2010-10-12 21:20:45 GMT+7 (ICT)

KIEV, UKRAINE (BNO NEWS) -- Nearly 60 people were killed on Tuesday after two separate bus accidents in Poland and Ukraine, authorities said. Most of the fatalities were from an accident in the eastern region of Ukraine when a train slammed into a packed passenger bus.

In Ukraine, a train heading to Krivoy Rog and Zaporzhye collided with a passenger bus at a railway crossing on the outskirts of Marhanets in the Dnipropetrovsk region as the bus attempted to cross the track, ignoring a siren that indicated an oncoming train. The bus was dragged for around 30 meters (32 yards) until the train was able to stop.

RIA Novosti reported that the Ukranian Emergency Ministry said that a total of 42 people were killed, including two children. However, local police have only confirmed 38 fatalities. Several people are in a critical condition.

Ukranian President Viktor Yanukovich expressed his condolence to the victim's relatives and announced Wednesday as a national day of mourning. In addition, Yanukovich ordered law enforcement agencies to carry out a detailed investigation to establish those responsible for the accident.

In central Poland, eighteen people were killed when a small bus carrying nineteen crashed head-on with a truck. The only survivor on the bus was seriously injured, while the driver of the truck sustained minor injuries.

"Today, we have witnessed two of the deadliest accidents in road transport in Europe this year," said European Parliament President Jerzy Buzek. "Thirty-eight people died in Ukraine's Dnipropetrovsk region. Eighteen people died in Poland in Nowe Miasto nad PilicÄ…,. I send my sincere condolences to the families of the victims of these tragic events and to the Ukrainian and Polish authorities."

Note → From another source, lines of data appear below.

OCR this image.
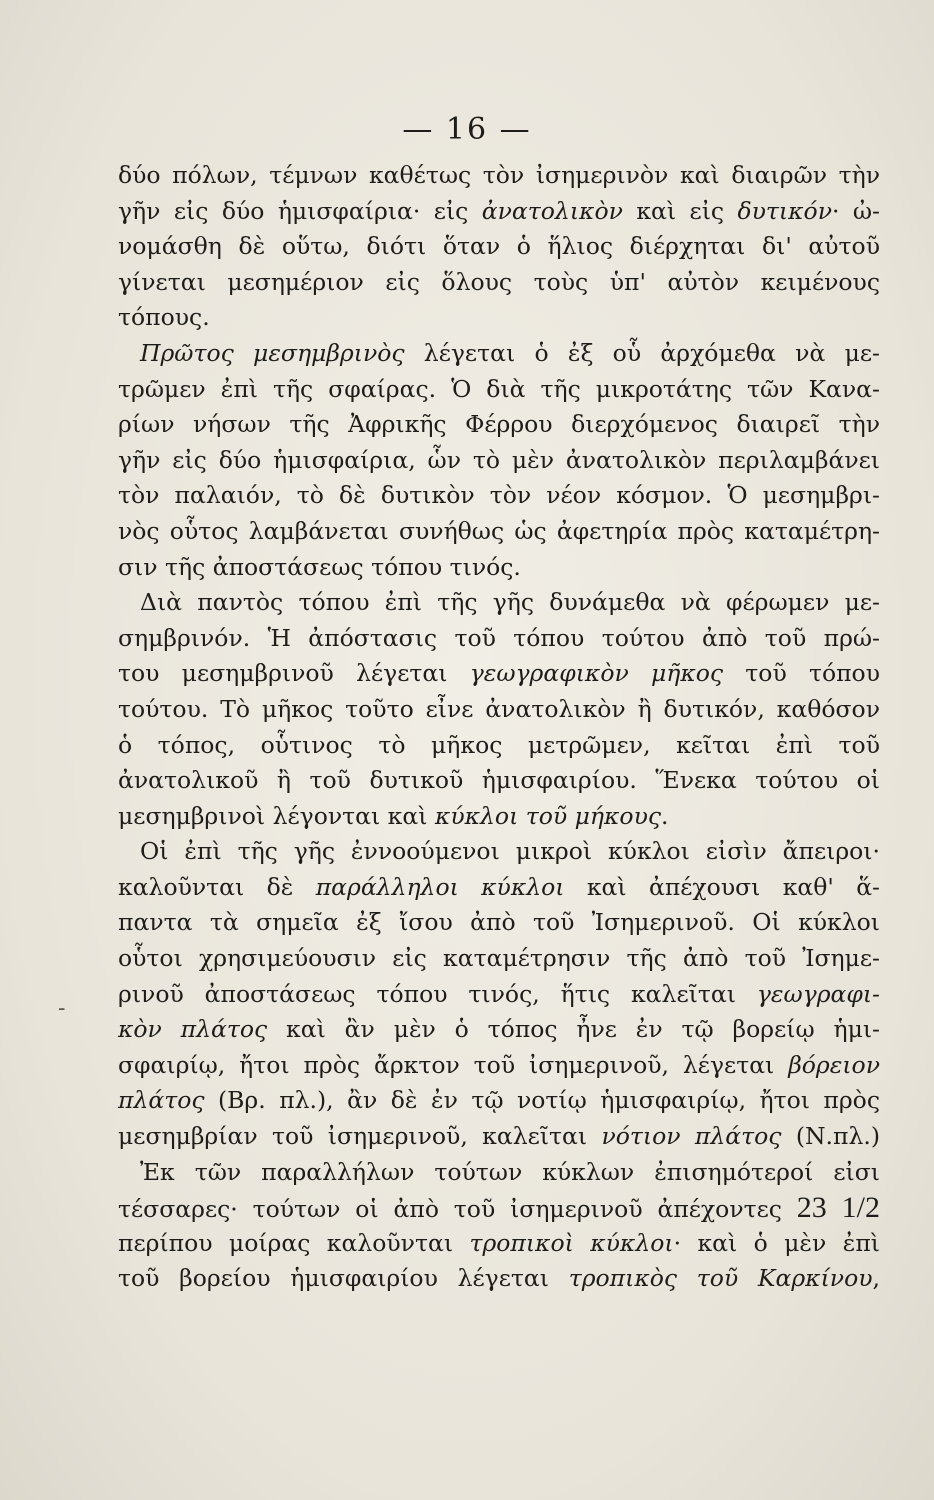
— 16 —
-
δύο πόλων, τέμνων καθέτως τὸν ἰσημερινὸν καὶ διαιρῶν τὴν
γῆν εἰς δύο ἡμισφαίρια· εἰς ἀνατολικὸν καὶ εἰς δυτικόν· ὠ-
νομάσθη δὲ οὕτω, διότι ὅταν ὁ ἥλιος διέρχηται δι' αὐτοῦ
γίνεται μεσημέριον εἰς ὅλους τοὺς ὑπ' αὐτὸν κειμένους
τόπους.
Πρῶτος μεσημβρινὸς λέγεται ὁ ἐξ οὗ ἀρχόμεθα νὰ με-
τρῶμεν ἐπὶ τῆς σφαίρας. Ὁ διὰ τῆς μικροτάτης τῶν Κανα-
ρίων νήσων τῆς Ἀφρικῆς Φέρρου διερχόμενος διαιρεῖ τὴν
γῆν εἰς δύο ἡμισφαίρια, ὧν τὸ μὲν ἀνατολικὸν περιλαμβάνει
τὸν παλαιόν, τὸ δὲ δυτικὸν τὸν νέον κόσμον. Ὁ μεσημβρι-
νὸς οὗτος λαμβάνεται συνήθως ὡς ἀφετηρία πρὸς καταμέτρη-
σιν τῆς ἀποστάσεως τόπου τινός.
Διὰ παντὸς τόπου ἐπὶ τῆς γῆς δυνάμεθα νὰ φέρωμεν με-
σημβρινόν. Ἡ ἀπόστασις τοῦ τόπου τούτου ἀπὸ τοῦ πρώ-
του μεσημβρινοῦ λέγεται γεωγραφικὸν μῆκος τοῦ τόπου
τούτου. Τὸ μῆκος τοῦτο εἶνε ἀνατολικὸν ἢ δυτικόν, καθόσον
ὁ τόπος, οὗτινος τὸ μῆκος μετρῶμεν, κεῖται ἐπὶ τοῦ
ἀνατολικοῦ ἢ τοῦ δυτικοῦ ἡμισφαιρίου. Ἕνεκα τούτου οἱ
μεσημβρινοὶ λέγονται καὶ κύκλοι τοῦ μήκους.
Οἱ ἐπὶ τῆς γῆς ἐννοούμενοι μικροὶ κύκλοι εἰσὶν ἄπειροι·
καλοῦνται δὲ παράλληλοι κύκλοι καὶ ἀπέχουσι καθ' ἅ-
παντα τὰ σημεῖα ἐξ ἴσου ἀπὸ τοῦ Ἰσημερινοῦ. Οἱ κύκλοι
οὗτοι χρησιμεύουσιν εἰς καταμέτρησιν τῆς ἀπὸ τοῦ Ἰσημε-
ρινοῦ ἀποστάσεως τόπου τινός, ἥτις καλεῖται γεωγραφι-
κὸν πλάτος καὶ ἂν μὲν ὁ τόπος ἦνε ἐν τῷ βορείῳ ἡμι-
σφαιρίῳ, ἤτοι πρὸς ἄρκτον τοῦ ἰσημερινοῦ, λέγεται βόρειον
πλάτος (Βρ. πλ.), ἂν δὲ ἐν τῷ νοτίῳ ἡμισφαιρίῳ, ἤτοι πρὸς
μεσημβρίαν τοῦ ἰσημερινοῦ, καλεῖται νότιον πλάτος (Ν.πλ.)
Ἐκ τῶν παραλλήλων τούτων κύκλων ἐπισημότεροί εἰσι
τέσσαρες· τούτων οἱ ἀπὸ τοῦ ἰσημερινοῦ ἀπέχοντες 23 1/2
περίπου μοίρας καλοῦνται τροπικοὶ κύκλοι· καὶ ὁ μὲν ἐπὶ
τοῦ βορείου ἡμισφαιρίου λέγεται τροπικὸς τοῦ Καρκίνου,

Buzek said the trend of the number of casualties in the European Union as a result of road accidents in the last ten years is encouraging as the number of casualties dropped from 64,000 in 2000 to 34,000 in 2009. "Yet, far too many Europeans still die on our roads," he said. "The EU objective of halving the number of casualties by 2010 has not been reached. Today's accidents have sadly contributed to the worsening of the death toll."

Buzek urged the European Union and its member states to step-up their efforts in building better and safer infrastructure, raising awareness and punishing violations of traffic rules. "Safety is not a detail and it requires a collective effort on the part of everyone: citizens, governments and European institutions alike," he added.